Она как будто с трудом выговаривала слова…

…Рассказ о прежней жизни звучал нелепо в этом полузаброшенном доме, под стук дождя, в присутствии чужой женщины, лица которой он не мог разглядеть в темноте. Марк только отчётливо чуял терпкий запах травы, земли и воды.

Слушая его, Нагайя рассеянно улыбалась и теребила край платья. Когда он прервал рассказ, её улыбка угасла, только бледные пальцы по-прежнему рассеянно перебирали подол.

Вдруг Нагайя встала и, расхаживая по комнате, с жаром принялась говорить что-то о служении богам любви, о Синем камне. А Марк тотчас увидел, как воздух сворачивается в дымную спираль, кружится над её головой, по малейшему знаку её руки приводя в движение подол старого блёклого платья…
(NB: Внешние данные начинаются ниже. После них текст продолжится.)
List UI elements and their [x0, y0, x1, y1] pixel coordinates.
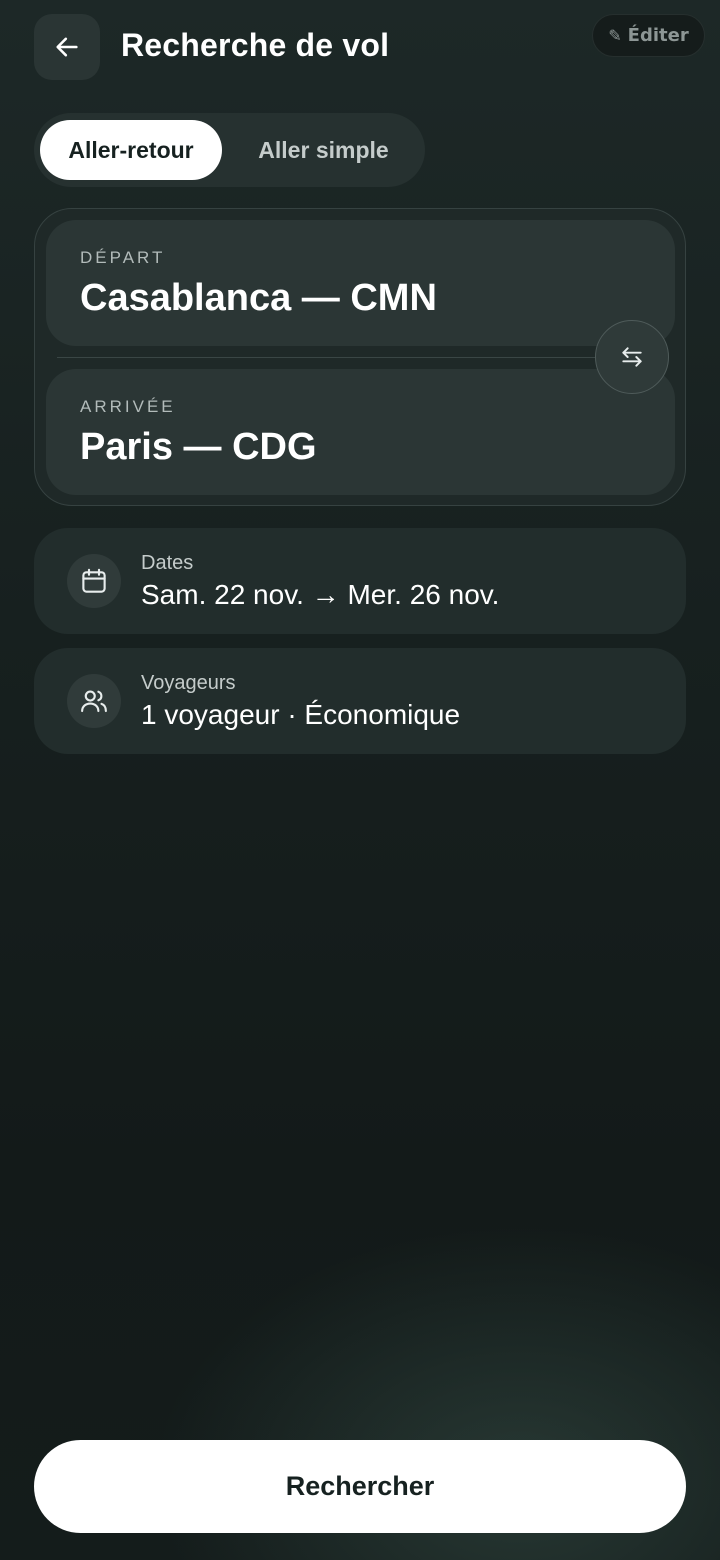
edit-button-label: Éditer	[627, 25, 689, 46]
travelers-row[interactable]: Voyageurs 1 voyageur · Économique	[34, 648, 686, 754]
back-button[interactable]	[34, 14, 100, 80]
dates-value: Sam. 22 nov. → Mer. 26 nov.	[141, 579, 500, 610]
page-title: Recherche de vol	[121, 27, 390, 63]
travelers-value: 1 voyageur · Économique	[141, 699, 461, 730]
route-divider	[57, 357, 597, 358]
pencil-icon: ✎	[608, 26, 622, 45]
swap-airports-button[interactable]	[595, 320, 669, 394]
swap-arrows-icon	[622, 347, 642, 367]
departure-label: DÉPART	[80, 248, 166, 267]
edit-button[interactable]: ✎ Éditer	[592, 14, 705, 57]
arrival-label: ARRIVÉE	[80, 397, 176, 416]
dates-label: Dates	[141, 552, 194, 574]
calendar-icon-wrap	[67, 554, 121, 608]
users-icon-wrap	[67, 674, 121, 728]
users-icon	[81, 690, 107, 713]
departure-value: Casablanca — CMN	[80, 277, 437, 319]
arrival-field[interactable]: ARRIVÉE Paris — CDG	[46, 369, 675, 495]
calendar-icon	[82, 568, 106, 593]
arrival-value: Paris — CDG	[80, 426, 317, 468]
trip-type-round-trip[interactable]: Aller-retour	[40, 120, 222, 180]
search-button[interactable]: Rechercher	[34, 1440, 686, 1533]
travelers-label: Voyageurs	[141, 672, 236, 694]
arrow-left-icon	[56, 37, 78, 57]
route-card: DÉPART Casablanca — CMN ARRIVÉE Paris — …	[34, 208, 686, 506]
dates-row[interactable]: Dates Sam. 22 nov. → Mer. 26 nov.	[34, 528, 686, 634]
trip-type-one-way[interactable]: Aller simple	[222, 120, 419, 180]
departure-field[interactable]: DÉPART Casablanca — CMN	[46, 220, 675, 346]
trip-type-toggle: Aller-retour Aller simple	[34, 113, 425, 187]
Как потусторонне прозвучали её странные, неуместные слова:

– Есть силы, Марк, которые нельзя объяснить никакими законами. Горести прошлые не считай, ибо горести будущие горше.

Лицо её вдруг потеряло невинность, а глаза отразили совсем другую реальность – будто она отсутствовала, хотя физически находилась в комнате...

– Природа всех душ – любить, – сказала она.

И тут же послышались отдалённые звуки бубнов и свирелей: то ли где-то у озера тоскует по Сиринге козлоногий Пан, то ли бродит по лесу могучий Волот.

Пленительная, влекущая, Нагайя глубоко вздохнула. Казалось, этот вздох, усиленный ветром, подхватил озёрный тростник, издав звук, похожий то ли на жалобу, то ли на любовный стон.

Это был призыв.

Потрясённый, Марк судорожно перебирал бившиеся в глотке слова, хотел произнести её имя, но дыхание перехватило от бесконечного желания и ужаса.

Нащупав ледяную руку Нагайи, он повёл её за собой. Знал, надо идти до конца.

Она разделась без малейшего трепета. Просто ждала. Напряжённая как пружина. Марк порывисто прижал её к себе и тут же отпрянул. Ему показалось, что он обнял мертвеца.

Волосы Нагайи обвили его пальцы гладкими, холодными, живыми змейками.

Вот они, шевелятся, глядят на него бусинками-глазками.





Нагайя словно поглощала его.

Он падал в яму без дна. И ему было всё равно, что ждало его там: жизнь или смерть. Всё равно…

… Когда Марк очнулся, за окном брезжило утро. Сколько времени? Долго ли он спал?

Вдруг вспомнил: девушка – бледная, худая, с оттопыренными ушами и длинными чёрными волосами.

Нагайя… Имя возникло как остов, лишённый плоти.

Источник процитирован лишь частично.